Search code examples
c++classpointerspointer-arithmeticfield-accessors

How is the compiler tricked into providing a pointer to the enclosing class?


I was reading an article on how C++ does not have field accessors as part of the language.

At the end of the post, the author gives a macro based solution that emulates field accessors for classes:

// a little trick to fool compiler we are not accessing NULL pointer here
#define property_offset(type, name) \
  (((char*)&((type*)(0xffff))->name) - (char*)(0xffff))

#define property_parent(type, name) \
  ((type*)((char*)(this) - property_offset(type, name)))

// macro defining property
#define property(type, name, parent)                                         \
  struct name##_property {                                                   \
    operator type() { return property_parent(parent, name)->get_##name(); }  \
    void operator=(type v) { property_parent(parent, name)->set_##name(v); } \
                                                                             \
   private:                                                                  \
    char zero[0];                                                            \
  } name

// our main class
class Node {

  /* visitCount will act as a field accessor */
  property(int, visitCount, Node);
};

When I run this through the preprocessor, I get:

class Node {

  struct visitCount_property {
    operator int() { return ((Node*)((char*)(this) - (((char*)&((Node*)(0xffff))->visitCount) - (char*)(0xffff))))->get_visitCount(); }
    void operator=(int v) { ((Node*)((char*)(this) - (((char*)&((Node*)(0xffff))->visitCount) - (char*)(0xffff))))->set_visitCount(v); }    
    private: char zero[0];
    } visitCount;
};  

The idea being that I would have also added my own implementations of:

int get_visitCount();
void set_visitCount(int v); 

And it would look as if visitCount was being directly accessed.
However, the functions would actually be called behind the scenes:

Node n;
n.visitCount = 1;     //actually calls set method
cout << n.VisitCount; //actually calls get method  

I'd like to know more about this trick of accessing the enclosing class:

((Node*)((char*)(this) - (((char*)&((Node*)(0xffff))

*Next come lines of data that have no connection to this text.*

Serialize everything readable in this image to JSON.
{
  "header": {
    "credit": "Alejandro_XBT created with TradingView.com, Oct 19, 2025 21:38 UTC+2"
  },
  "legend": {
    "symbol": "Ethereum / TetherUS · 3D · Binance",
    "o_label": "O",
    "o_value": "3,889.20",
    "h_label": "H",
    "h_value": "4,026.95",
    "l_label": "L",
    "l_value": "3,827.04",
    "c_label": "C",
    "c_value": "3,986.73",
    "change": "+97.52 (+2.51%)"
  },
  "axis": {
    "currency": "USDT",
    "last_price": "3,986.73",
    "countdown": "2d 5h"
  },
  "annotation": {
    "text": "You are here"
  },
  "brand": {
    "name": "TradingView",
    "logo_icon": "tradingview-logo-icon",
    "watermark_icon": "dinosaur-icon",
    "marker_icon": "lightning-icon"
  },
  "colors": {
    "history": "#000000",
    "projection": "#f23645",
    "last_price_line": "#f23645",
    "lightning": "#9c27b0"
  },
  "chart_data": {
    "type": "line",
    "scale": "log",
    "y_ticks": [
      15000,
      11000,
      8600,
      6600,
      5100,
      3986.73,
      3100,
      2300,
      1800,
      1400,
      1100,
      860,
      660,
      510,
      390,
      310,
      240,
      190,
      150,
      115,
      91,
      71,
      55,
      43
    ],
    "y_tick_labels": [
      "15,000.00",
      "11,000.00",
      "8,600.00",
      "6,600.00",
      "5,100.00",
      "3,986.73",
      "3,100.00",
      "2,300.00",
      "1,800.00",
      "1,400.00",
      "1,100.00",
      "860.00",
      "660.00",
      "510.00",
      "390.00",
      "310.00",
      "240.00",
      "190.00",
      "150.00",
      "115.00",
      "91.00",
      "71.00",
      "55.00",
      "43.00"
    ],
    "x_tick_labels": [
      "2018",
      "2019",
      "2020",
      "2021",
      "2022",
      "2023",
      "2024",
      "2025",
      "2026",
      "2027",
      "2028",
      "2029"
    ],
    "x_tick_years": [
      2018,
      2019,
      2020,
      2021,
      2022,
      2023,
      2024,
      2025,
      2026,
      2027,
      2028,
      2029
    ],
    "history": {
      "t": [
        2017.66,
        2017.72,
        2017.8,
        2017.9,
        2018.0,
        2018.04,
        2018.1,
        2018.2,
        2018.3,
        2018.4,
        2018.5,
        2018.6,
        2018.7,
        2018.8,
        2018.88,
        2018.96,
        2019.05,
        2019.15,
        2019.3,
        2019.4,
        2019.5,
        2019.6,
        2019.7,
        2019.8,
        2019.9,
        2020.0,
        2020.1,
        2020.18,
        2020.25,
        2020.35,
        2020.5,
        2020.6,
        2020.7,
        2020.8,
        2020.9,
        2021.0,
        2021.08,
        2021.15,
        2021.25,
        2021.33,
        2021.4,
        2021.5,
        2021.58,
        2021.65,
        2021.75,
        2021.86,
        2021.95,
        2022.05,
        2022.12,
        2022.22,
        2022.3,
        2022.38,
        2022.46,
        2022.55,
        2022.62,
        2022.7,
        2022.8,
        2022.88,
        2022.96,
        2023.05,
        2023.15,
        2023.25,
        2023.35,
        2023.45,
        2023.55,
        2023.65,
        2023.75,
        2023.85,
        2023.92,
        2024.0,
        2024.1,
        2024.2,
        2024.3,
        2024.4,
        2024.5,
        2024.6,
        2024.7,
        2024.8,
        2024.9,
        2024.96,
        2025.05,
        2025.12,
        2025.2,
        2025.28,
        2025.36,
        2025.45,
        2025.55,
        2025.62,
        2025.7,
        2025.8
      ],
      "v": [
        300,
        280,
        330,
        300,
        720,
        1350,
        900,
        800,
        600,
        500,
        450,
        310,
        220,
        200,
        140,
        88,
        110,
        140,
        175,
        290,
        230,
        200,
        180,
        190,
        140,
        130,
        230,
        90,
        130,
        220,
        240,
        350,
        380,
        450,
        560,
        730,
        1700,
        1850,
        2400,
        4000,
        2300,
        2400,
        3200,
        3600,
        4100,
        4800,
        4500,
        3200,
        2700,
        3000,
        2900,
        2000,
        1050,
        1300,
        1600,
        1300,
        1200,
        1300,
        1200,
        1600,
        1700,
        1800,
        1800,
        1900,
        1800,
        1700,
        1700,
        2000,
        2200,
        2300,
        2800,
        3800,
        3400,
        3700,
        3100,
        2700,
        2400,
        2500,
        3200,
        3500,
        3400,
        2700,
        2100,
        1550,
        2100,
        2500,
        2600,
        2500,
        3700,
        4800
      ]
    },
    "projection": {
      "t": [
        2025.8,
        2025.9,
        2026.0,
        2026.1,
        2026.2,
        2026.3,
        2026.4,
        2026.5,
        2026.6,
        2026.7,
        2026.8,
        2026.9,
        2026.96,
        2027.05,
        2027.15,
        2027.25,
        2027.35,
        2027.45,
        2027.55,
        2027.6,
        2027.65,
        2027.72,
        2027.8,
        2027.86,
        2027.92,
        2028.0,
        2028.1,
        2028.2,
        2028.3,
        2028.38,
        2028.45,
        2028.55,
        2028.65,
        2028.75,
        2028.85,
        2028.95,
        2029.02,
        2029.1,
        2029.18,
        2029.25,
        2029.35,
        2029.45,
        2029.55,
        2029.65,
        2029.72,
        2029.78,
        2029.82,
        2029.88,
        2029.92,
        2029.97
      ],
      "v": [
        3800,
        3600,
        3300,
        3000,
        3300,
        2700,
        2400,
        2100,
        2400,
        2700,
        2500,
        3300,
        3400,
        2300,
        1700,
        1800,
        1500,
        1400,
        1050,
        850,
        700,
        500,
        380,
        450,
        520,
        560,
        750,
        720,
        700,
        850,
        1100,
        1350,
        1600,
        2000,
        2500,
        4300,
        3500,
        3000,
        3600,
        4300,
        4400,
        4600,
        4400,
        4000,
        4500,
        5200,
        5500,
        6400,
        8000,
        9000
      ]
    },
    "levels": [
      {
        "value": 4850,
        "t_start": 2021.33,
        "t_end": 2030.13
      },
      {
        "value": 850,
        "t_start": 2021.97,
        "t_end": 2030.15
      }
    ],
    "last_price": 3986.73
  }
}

What is the relevance of 0xffff?
In decimal that is: 65535.

How does this trick the compiler to accessing the class that encloses the visitCount class?

I also see that this does not work on MSVC, so I was wondering if there was a standard way of accomplishing what this hack is doing.


Solution

  • There is no relevance of 0xffff. It's just some number. It could be zero (and in fact would be easier if it were). Let's break this up into pieces and rewrite 0xffff to be addr:

    (((char*)&((type*)(addr))->name) - (char*)(addr))
    

    (type*)(addr) just gives us some type* that starts at addr. It's a reinterpret_cast. So let's call that obj:

     (((char*)&obj->name) - (char*)(addr))
    

    We can even replace the second addr with obj - it's the wrong type, but we're casting anyway, and it adds clarity to what's going on:

     (((char*)&obj->name) - (char*)(obj))
    

    &obj->name just gives us a pointer to that particular member, so let's call that mem_ptr

    ((char*)mem_ptr) - (char*)(obj)
    

    Now it's clear - we're taking the address of the member (as a char*) and subtracting the address of the parent object (as a char*). We used 0xffff just to have the same initial address in both places.

    Note that the C++ standard also defines a macro for this directly. It's called offsetof. With the caveat "If type is not a standard-layout class (Clause 9), the results are undefined."